Carrollton Bancorp, parent company of Carrollton Bank, and Bay Bank FSB said Monday they would merge in a transaction valued at $25 million.
Bay Bank was created after Bay National Bank, of Baltimore, failed on July 9, 2010, and was closed by the Office of the Comptroller of the Currency, and the Federal Deposit Insurance Corporation named the receiver. Bay National’s deposits were assumed by Jefferson Bancorp Inc., parent company of Bay Bank FSB. Bay Bank will be the surviving entity and will have 12 bank branches in the Baltimore-Washington market.
“The Board is very excited about this transaction. It represents the execution of our stated strategy to be opportunistic in our growth through mergers with like minded Maryland community banks,” Kevin Byrnes, chairman of Bay Bank, said in a prepared statement. “We believe that our access to capital when coupled with our highly experienced management team will allow us to grow to the scale necessary to meet the needs of our customers on a full service basis.”
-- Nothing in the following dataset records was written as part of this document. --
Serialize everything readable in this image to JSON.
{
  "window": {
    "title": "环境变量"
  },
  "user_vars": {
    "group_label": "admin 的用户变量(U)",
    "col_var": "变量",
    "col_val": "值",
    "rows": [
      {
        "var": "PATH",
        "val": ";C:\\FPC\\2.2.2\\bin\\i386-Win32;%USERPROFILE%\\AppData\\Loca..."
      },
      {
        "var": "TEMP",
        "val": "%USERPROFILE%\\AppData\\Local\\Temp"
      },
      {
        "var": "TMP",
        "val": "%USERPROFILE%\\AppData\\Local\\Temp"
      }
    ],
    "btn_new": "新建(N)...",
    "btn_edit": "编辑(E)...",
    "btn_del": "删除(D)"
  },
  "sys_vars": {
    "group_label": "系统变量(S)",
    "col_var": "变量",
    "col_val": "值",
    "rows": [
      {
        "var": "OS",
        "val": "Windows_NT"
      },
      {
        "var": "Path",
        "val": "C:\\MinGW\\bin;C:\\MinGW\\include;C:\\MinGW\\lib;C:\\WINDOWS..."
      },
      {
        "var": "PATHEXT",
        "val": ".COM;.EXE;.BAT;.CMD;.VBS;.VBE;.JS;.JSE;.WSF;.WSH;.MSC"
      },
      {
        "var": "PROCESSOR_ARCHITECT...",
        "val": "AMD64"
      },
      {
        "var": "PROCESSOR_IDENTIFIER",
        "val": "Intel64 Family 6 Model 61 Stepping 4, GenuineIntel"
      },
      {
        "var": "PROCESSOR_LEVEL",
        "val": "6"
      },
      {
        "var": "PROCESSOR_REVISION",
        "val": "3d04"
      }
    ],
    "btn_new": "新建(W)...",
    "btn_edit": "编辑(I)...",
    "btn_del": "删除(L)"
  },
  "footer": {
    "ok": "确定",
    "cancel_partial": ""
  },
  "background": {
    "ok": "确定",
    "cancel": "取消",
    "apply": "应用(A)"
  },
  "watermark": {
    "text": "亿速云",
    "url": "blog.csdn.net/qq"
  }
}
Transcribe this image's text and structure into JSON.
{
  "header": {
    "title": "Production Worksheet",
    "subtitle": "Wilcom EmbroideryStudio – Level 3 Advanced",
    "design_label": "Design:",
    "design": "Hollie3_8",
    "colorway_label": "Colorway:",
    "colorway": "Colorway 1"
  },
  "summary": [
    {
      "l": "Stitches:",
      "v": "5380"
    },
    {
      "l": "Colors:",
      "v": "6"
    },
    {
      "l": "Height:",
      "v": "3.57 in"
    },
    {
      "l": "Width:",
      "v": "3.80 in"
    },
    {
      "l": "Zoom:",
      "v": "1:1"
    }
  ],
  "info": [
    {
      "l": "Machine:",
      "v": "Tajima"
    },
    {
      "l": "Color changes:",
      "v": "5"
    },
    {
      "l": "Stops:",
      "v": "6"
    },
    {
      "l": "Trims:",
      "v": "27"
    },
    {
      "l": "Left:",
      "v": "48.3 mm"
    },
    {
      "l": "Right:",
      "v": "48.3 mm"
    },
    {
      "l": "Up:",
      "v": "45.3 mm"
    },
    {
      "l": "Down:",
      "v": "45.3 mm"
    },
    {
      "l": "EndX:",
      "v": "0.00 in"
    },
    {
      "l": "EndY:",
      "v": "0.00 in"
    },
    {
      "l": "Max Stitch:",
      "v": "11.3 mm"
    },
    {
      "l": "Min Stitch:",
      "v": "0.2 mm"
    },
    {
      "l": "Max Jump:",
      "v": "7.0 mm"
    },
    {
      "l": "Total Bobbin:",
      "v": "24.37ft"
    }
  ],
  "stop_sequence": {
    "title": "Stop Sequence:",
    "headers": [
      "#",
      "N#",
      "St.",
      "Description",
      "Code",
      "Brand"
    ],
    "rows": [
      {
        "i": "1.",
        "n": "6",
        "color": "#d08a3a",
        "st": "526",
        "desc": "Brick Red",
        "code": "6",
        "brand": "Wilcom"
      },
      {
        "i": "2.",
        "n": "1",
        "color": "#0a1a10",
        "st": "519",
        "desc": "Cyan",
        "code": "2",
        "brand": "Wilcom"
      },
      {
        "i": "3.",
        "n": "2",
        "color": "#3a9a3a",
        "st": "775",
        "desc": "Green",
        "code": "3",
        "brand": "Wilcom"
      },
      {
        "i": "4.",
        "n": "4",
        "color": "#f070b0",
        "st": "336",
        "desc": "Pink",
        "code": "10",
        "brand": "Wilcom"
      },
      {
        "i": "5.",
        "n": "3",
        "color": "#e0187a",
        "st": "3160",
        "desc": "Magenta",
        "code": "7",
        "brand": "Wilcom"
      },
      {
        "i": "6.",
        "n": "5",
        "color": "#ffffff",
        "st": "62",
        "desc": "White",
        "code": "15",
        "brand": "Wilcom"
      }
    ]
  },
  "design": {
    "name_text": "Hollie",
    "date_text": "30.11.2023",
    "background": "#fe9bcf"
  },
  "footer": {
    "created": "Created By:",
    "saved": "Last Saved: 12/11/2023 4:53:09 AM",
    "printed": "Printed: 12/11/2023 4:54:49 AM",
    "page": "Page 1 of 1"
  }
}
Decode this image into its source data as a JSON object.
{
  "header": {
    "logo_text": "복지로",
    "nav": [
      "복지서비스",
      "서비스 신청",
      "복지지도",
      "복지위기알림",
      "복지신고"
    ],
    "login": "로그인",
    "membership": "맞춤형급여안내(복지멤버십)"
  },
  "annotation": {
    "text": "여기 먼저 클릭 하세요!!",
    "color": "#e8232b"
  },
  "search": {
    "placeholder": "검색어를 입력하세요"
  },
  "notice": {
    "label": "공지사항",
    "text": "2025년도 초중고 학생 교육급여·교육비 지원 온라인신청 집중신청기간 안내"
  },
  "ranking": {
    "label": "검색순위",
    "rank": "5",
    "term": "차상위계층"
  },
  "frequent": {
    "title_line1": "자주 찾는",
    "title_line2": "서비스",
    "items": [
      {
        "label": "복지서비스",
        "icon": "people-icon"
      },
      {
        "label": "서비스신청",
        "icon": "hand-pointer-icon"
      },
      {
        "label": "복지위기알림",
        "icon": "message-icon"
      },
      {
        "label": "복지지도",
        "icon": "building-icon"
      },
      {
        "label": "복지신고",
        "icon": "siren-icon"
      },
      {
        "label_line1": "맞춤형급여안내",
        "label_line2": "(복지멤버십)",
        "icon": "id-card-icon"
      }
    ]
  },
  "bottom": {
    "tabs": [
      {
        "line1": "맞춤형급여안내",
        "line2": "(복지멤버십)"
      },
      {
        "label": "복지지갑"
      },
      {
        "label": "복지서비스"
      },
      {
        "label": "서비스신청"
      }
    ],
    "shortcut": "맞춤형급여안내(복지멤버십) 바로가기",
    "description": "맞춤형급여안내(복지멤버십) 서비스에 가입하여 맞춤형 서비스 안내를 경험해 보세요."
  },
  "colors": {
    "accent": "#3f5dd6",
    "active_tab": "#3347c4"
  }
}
The stock and cash deal will include repayment of $9.1 million to the U.S. Treasury Department for TARP funding of Carrollton.
According to the companies, the stock part of the deal is based on a fixed exchange ratio of 2.2217 Carrollton shares for each Jefferson share, and values Carrollton shares at $6.20 per share. In connection with the merger, the current Carrollton shareholders will be entitled to elect to exchange for $6.20 per share up to 50 percent of the outstanding shares of Carrollton common stock in the aggregate.
Shares of Carrollton Bancorp gained $1.05, or nearly 26 percent, Monday to close at $5.10. Jefferson Bancshares stock was unchanged at $2.15 per share.